Es ist gut, dass man vor Autoritäten keine Angst mehr haben muss. Aber es ist schlecht, wenn man vor Autoritäten - schlimmer noch: vor anderen Menschen generell - keinen Respekt mehr hat. Und das leben die Erwachsenen den Kindern teilweise vor. Auf dem Fussballplatz werden Schiedsrichter übel beleidigt; die Polizistin, die das Rücklicht kontrolliert, wird massiv beschimpft; der Lehrer, der Ruhe einfordert, wird schlicht ignoriert. Respekt qua Amt, Rolle oder Funktion gibt es nicht mehr.

Zu dieser Nähe-Distanz-Problematik habe ich auch noch eine subjektive These.

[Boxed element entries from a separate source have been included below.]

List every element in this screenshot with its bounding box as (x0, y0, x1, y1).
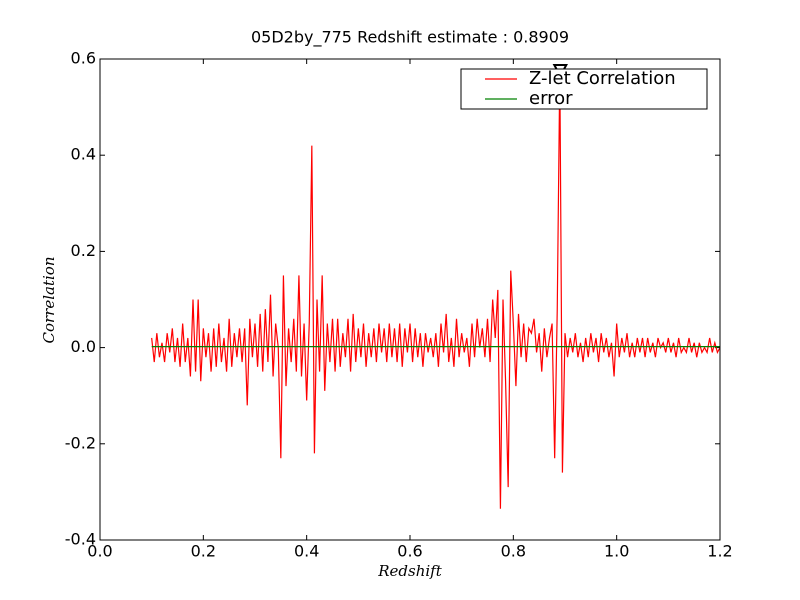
x-tick-label: 0.6 (397, 542, 422, 561)
y-tick-label: 0.0 (71, 337, 96, 356)
y-tick-label: 0.2 (71, 241, 96, 260)
plot-frame (99, 58, 721, 541)
chart-title: 05D2by_775 Redshift estimate : 0.8909 (251, 28, 569, 48)
x-tick-label: 0.4 (294, 542, 319, 561)
x-tick-label: 0.0 (87, 542, 112, 561)
x-tick-label: 1.0 (604, 542, 629, 561)
x-tick-label: 0.2 (191, 542, 216, 561)
x-axis-label: Redshift (377, 562, 442, 580)
y-tick-label: 0.4 (71, 145, 96, 164)
y-axis-label: Correlation (40, 257, 58, 344)
y-tick-label: 0.6 (71, 49, 96, 68)
legend-label: Z-let Correlation (529, 68, 676, 89)
series-line (151, 68, 721, 509)
x-tick-label: 0.8 (501, 542, 526, 561)
legend-box (460, 68, 708, 110)
x-tick-label: 1.2 (707, 542, 732, 561)
y-tick-label: -0.4 (65, 530, 96, 549)
legend-label: error (529, 88, 573, 109)
y-tick-label: -0.2 (65, 433, 96, 452)
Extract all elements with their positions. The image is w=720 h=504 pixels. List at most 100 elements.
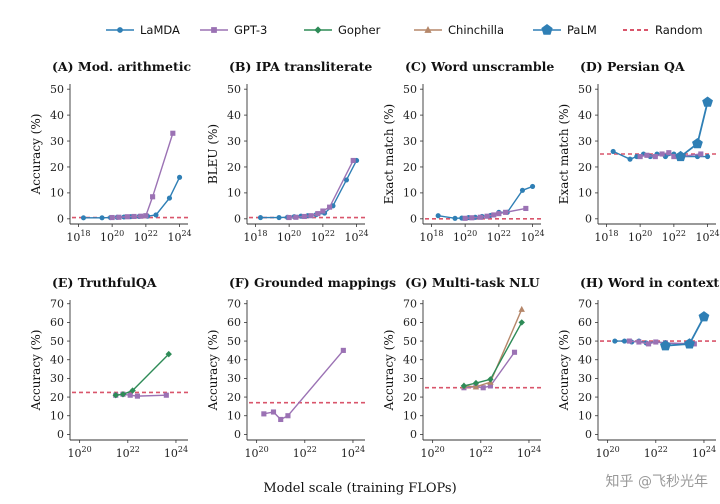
data-point <box>131 213 137 220</box>
y-tick-label: 10 <box>403 410 417 423</box>
series-gpt-3 <box>637 150 704 160</box>
data-point <box>127 392 133 398</box>
y-tick-label: 50 <box>403 335 417 348</box>
y-tick-label: 10 <box>227 187 241 200</box>
x-tick-label: 1024 <box>517 445 541 460</box>
data-point <box>653 339 659 345</box>
panel-title: (B) IPA transliterate <box>229 59 372 74</box>
data-point <box>119 391 127 398</box>
y-axis-label: Exact match (%) <box>557 104 571 204</box>
data-point <box>671 154 677 160</box>
x-tick-label: 1024 <box>692 445 716 460</box>
data-point <box>134 393 140 399</box>
data-point <box>460 382 468 390</box>
series-gpt-3 <box>462 205 529 221</box>
series-gopher <box>460 319 525 390</box>
y-tick-label: 20 <box>578 391 592 404</box>
panel-title: (G) Multi-task NLU <box>405 275 540 290</box>
data-point <box>484 213 490 219</box>
y-tick-label: 0 <box>585 213 592 226</box>
panel-title: (F) Grounded mappings <box>229 275 396 290</box>
y-tick-label: 30 <box>403 135 417 148</box>
data-point <box>698 151 704 157</box>
y-tick-label: 0 <box>57 428 64 441</box>
series-line <box>263 349 344 421</box>
data-point <box>684 338 695 349</box>
y-tick-label: 20 <box>227 391 241 404</box>
data-point <box>452 215 458 221</box>
y-tick-label: 0 <box>410 213 417 226</box>
data-point <box>644 152 650 158</box>
series-gpt-3 <box>261 347 346 423</box>
panel-title: (C) Word unscramble <box>405 59 554 74</box>
data-point <box>636 339 642 345</box>
data-point <box>702 96 713 107</box>
y-tick-label: 10 <box>578 187 592 200</box>
legend-marker-pentagon <box>541 24 553 35</box>
data-point <box>637 154 643 160</box>
data-point <box>519 187 526 193</box>
y-tick-label: 50 <box>50 83 64 96</box>
y-tick-label: 20 <box>403 161 417 174</box>
data-point <box>165 350 172 358</box>
y-tick-label: 30 <box>578 372 592 385</box>
x-tick-label: 1022 <box>662 229 686 244</box>
data-point <box>610 148 616 154</box>
data-point <box>472 379 480 387</box>
data-point <box>626 338 632 344</box>
y-tick-label: 30 <box>50 372 64 385</box>
y-tick-label: 10 <box>227 410 241 423</box>
y-tick-label: 20 <box>50 391 64 404</box>
data-point <box>163 392 169 398</box>
y-tick-label: 0 <box>234 428 241 441</box>
data-point <box>491 212 497 218</box>
series-line <box>115 353 170 396</box>
x-tick-label: 1020 <box>596 445 620 460</box>
data-point <box>666 150 672 156</box>
series-lamda <box>80 174 183 221</box>
data-point <box>116 214 122 220</box>
y-tick-label: 30 <box>50 135 64 148</box>
series-gpt-3 <box>109 130 176 221</box>
y-tick-label: 70 <box>227 298 241 311</box>
legend-label: LaMDA <box>140 23 180 37</box>
y-tick-label: 40 <box>578 109 592 122</box>
x-tick-label: 1024 <box>520 229 544 244</box>
data-point <box>705 154 711 160</box>
data-point <box>487 383 493 389</box>
x-tick-label: 1024 <box>344 229 368 244</box>
series-gpt-3 <box>286 157 356 221</box>
data-point <box>698 311 710 322</box>
data-point <box>627 156 633 162</box>
series-palm <box>660 311 710 351</box>
x-tick-label: 1020 <box>628 229 652 244</box>
x-tick-label: 1020 <box>100 229 124 244</box>
series-line <box>260 160 358 219</box>
data-point <box>472 383 480 390</box>
y-tick-label: 40 <box>227 354 241 367</box>
legend-label: GPT-3 <box>234 23 267 37</box>
y-tick-label: 30 <box>403 372 417 385</box>
data-point <box>518 305 525 312</box>
data-point <box>308 213 314 219</box>
series-line <box>680 101 709 158</box>
data-point <box>340 347 346 353</box>
y-tick-label: 70 <box>578 298 592 311</box>
x-tick-label: 1024 <box>164 445 188 460</box>
y-tick-label: 50 <box>227 83 241 96</box>
legend-marker-square <box>211 27 217 33</box>
y-tick-label: 70 <box>403 298 417 311</box>
legend-marker-diamond <box>314 26 322 34</box>
x-tick-label: 1022 <box>644 445 668 460</box>
x-tick-label: 1020 <box>453 229 477 244</box>
data-point <box>477 214 483 220</box>
x-tick-label: 1022 <box>487 229 511 244</box>
data-point <box>177 174 183 180</box>
data-point <box>257 214 264 221</box>
x-tick-label: 1020 <box>68 445 92 460</box>
data-point <box>276 214 282 221</box>
x-tick-label: 1020 <box>421 445 445 460</box>
y-tick-label: 0 <box>585 428 592 441</box>
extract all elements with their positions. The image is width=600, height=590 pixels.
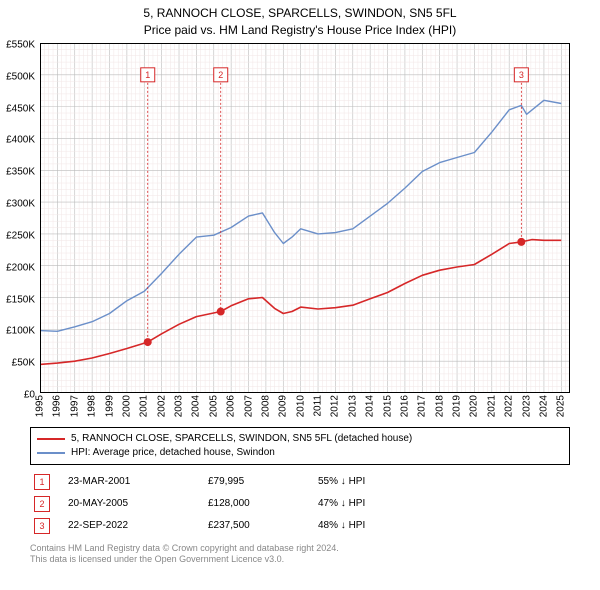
x-tick-label: 1997 xyxy=(69,395,80,417)
footer-line-1: Contains HM Land Registry data © Crown c… xyxy=(30,543,570,555)
y-tick-label: £50K xyxy=(12,358,35,369)
x-tick-label: 2004 xyxy=(191,395,202,417)
x-tick-label: 2016 xyxy=(399,395,410,417)
sale-hpi-3: 48% ↓ HPI xyxy=(318,520,365,531)
x-tick-label: 2009 xyxy=(278,395,289,417)
x-tick-label: 2000 xyxy=(121,395,132,417)
x-axis-labels: 1995199619971998199920002001200220032004… xyxy=(40,393,600,423)
sales-table: 1 23-MAR-2001 £79,995 55% ↓ HPI 2 20-MAY… xyxy=(30,471,570,537)
legend-row-2: HPI: Average price, detached house, Swin… xyxy=(37,446,563,460)
y-tick-label: £300K xyxy=(6,199,35,210)
sales-row-3: 3 22-SEP-2022 £237,500 48% ↓ HPI xyxy=(30,515,570,537)
sale-price-2: £128,000 xyxy=(208,498,318,509)
sale-date-2: 20-MAY-2005 xyxy=(68,498,208,509)
x-tick-label: 1998 xyxy=(87,395,98,417)
page: 5, RANNOCH CLOSE, SPARCELLS, SWINDON, SN… xyxy=(0,0,600,566)
footer-line-2: This data is licensed under the Open Gov… xyxy=(30,554,570,566)
y-tick-label: £550K xyxy=(6,40,35,51)
svg-text:3: 3 xyxy=(519,69,524,79)
y-axis-labels: £0£50K£100K£150K£200K£250K£300K£350K£400… xyxy=(0,45,38,395)
title-block: 5, RANNOCH CLOSE, SPARCELLS, SWINDON, SN… xyxy=(0,0,600,43)
x-tick-label: 2007 xyxy=(243,395,254,417)
x-tick-label: 2001 xyxy=(139,395,150,417)
x-tick-label: 2006 xyxy=(226,395,237,417)
y-tick-label: £350K xyxy=(6,167,35,178)
y-tick-label: £200K xyxy=(6,262,35,273)
x-tick-label: 2021 xyxy=(486,395,497,417)
svg-text:1: 1 xyxy=(145,69,150,79)
sale-marker-2: 2 xyxy=(34,496,50,512)
sale-price-3: £237,500 xyxy=(208,520,318,531)
svg-text:2: 2 xyxy=(218,69,223,79)
x-tick-label: 2020 xyxy=(469,395,480,417)
sale-marker-3: 3 xyxy=(34,518,50,534)
legend: 5, RANNOCH CLOSE, SPARCELLS, SWINDON, SN… xyxy=(30,427,570,465)
x-tick-label: 2024 xyxy=(538,395,549,417)
sales-row-1: 1 23-MAR-2001 £79,995 55% ↓ HPI xyxy=(30,471,570,493)
sale-hpi-2: 47% ↓ HPI xyxy=(318,498,365,509)
chart-svg: 1 2 3 xyxy=(40,43,570,393)
x-tick-label: 2012 xyxy=(330,395,341,417)
x-tick-label: 2003 xyxy=(174,395,185,417)
legend-swatch-1 xyxy=(37,438,65,440)
sale-date-3: 22-SEP-2022 xyxy=(68,520,208,531)
x-tick-label: 2018 xyxy=(434,395,445,417)
x-tick-label: 2014 xyxy=(365,395,376,417)
legend-row-1: 5, RANNOCH CLOSE, SPARCELLS, SWINDON, SN… xyxy=(37,432,563,446)
x-tick-label: 2022 xyxy=(504,395,515,417)
y-tick-label: £250K xyxy=(6,230,35,241)
x-tick-label: 2010 xyxy=(295,395,306,417)
y-tick-label: £400K xyxy=(6,135,35,146)
y-tick-label: £100K xyxy=(6,326,35,337)
legend-swatch-2 xyxy=(37,452,65,454)
sale-marker-1: 1 xyxy=(34,474,50,490)
x-tick-label: 2017 xyxy=(417,395,428,417)
x-tick-label: 2013 xyxy=(347,395,358,417)
title-line-2: Price paid vs. HM Land Registry's House … xyxy=(0,22,600,39)
y-tick-label: £0 xyxy=(24,390,35,401)
x-tick-label: 2002 xyxy=(156,395,167,417)
title-line-1: 5, RANNOCH CLOSE, SPARCELLS, SWINDON, SN… xyxy=(0,5,600,22)
x-tick-label: 2011 xyxy=(313,395,324,417)
legend-label-1: 5, RANNOCH CLOSE, SPARCELLS, SWINDON, SN… xyxy=(71,432,412,446)
x-tick-label: 1999 xyxy=(104,395,115,417)
x-tick-label: 2023 xyxy=(521,395,532,417)
legend-label-2: HPI: Average price, detached house, Swin… xyxy=(71,446,275,460)
x-tick-label: 2005 xyxy=(208,395,219,417)
x-tick-label: 1995 xyxy=(35,395,46,417)
x-tick-label: 2008 xyxy=(260,395,271,417)
x-tick-label: 2025 xyxy=(556,395,567,417)
x-tick-label: 2015 xyxy=(382,395,393,417)
footer: Contains HM Land Registry data © Crown c… xyxy=(30,543,570,566)
y-tick-label: £500K xyxy=(6,71,35,82)
sales-row-2: 2 20-MAY-2005 £128,000 47% ↓ HPI xyxy=(30,493,570,515)
x-tick-label: 1996 xyxy=(52,395,63,417)
chart-area: 1 2 3 xyxy=(40,43,600,393)
x-tick-label: 2019 xyxy=(452,395,463,417)
sale-date-1: 23-MAR-2001 xyxy=(68,476,208,487)
sale-hpi-1: 55% ↓ HPI xyxy=(318,476,365,487)
y-tick-label: £150K xyxy=(6,294,35,305)
sale-price-1: £79,995 xyxy=(208,476,318,487)
y-tick-label: £450K xyxy=(6,103,35,114)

In meiner Kindheit hiessen die Nachbarn Herr und Frau Meier, und ich grüsste im Dorfladen mit „Guten Tag, Frau Meier.“ Und bei Verwandtschaftsbesuch fragte ich „Onkel Heinz, kommst du mit zum Fussballspielen?“ Heutzutage heisst das „Moin Ursula“ und „Heinz, komm kicken“. Es gibt für die Kinder nur noch ‚Gleichartige‘. Und deshalb verhalten sie sich auch allen gegenüber gleichartig - ohne bösen Willen.

 


Und was will ich damit sagen? „Tempora mutantur, nos et mutamur in illis„ meint der Lateiner und ich übersetze (etwas frei) „die Zeiten ändern sich, und wir müssen uns anpassen“.


Aus der Sicht der Lehrenden bedeutet dies, dass man

- Respekt nicht voraussetzen kann. Man muss es mit den Kindern und Jugendlichen zum Thema machen und dann einfordern.

- die Fähigkeit zur Selbstkritik fördern muss durch entwicklungsorientierte Feedbacks, durch Auseinandersetzung mit Leistung und Qualität und durch stetige Anregung zur Selbstreflexion.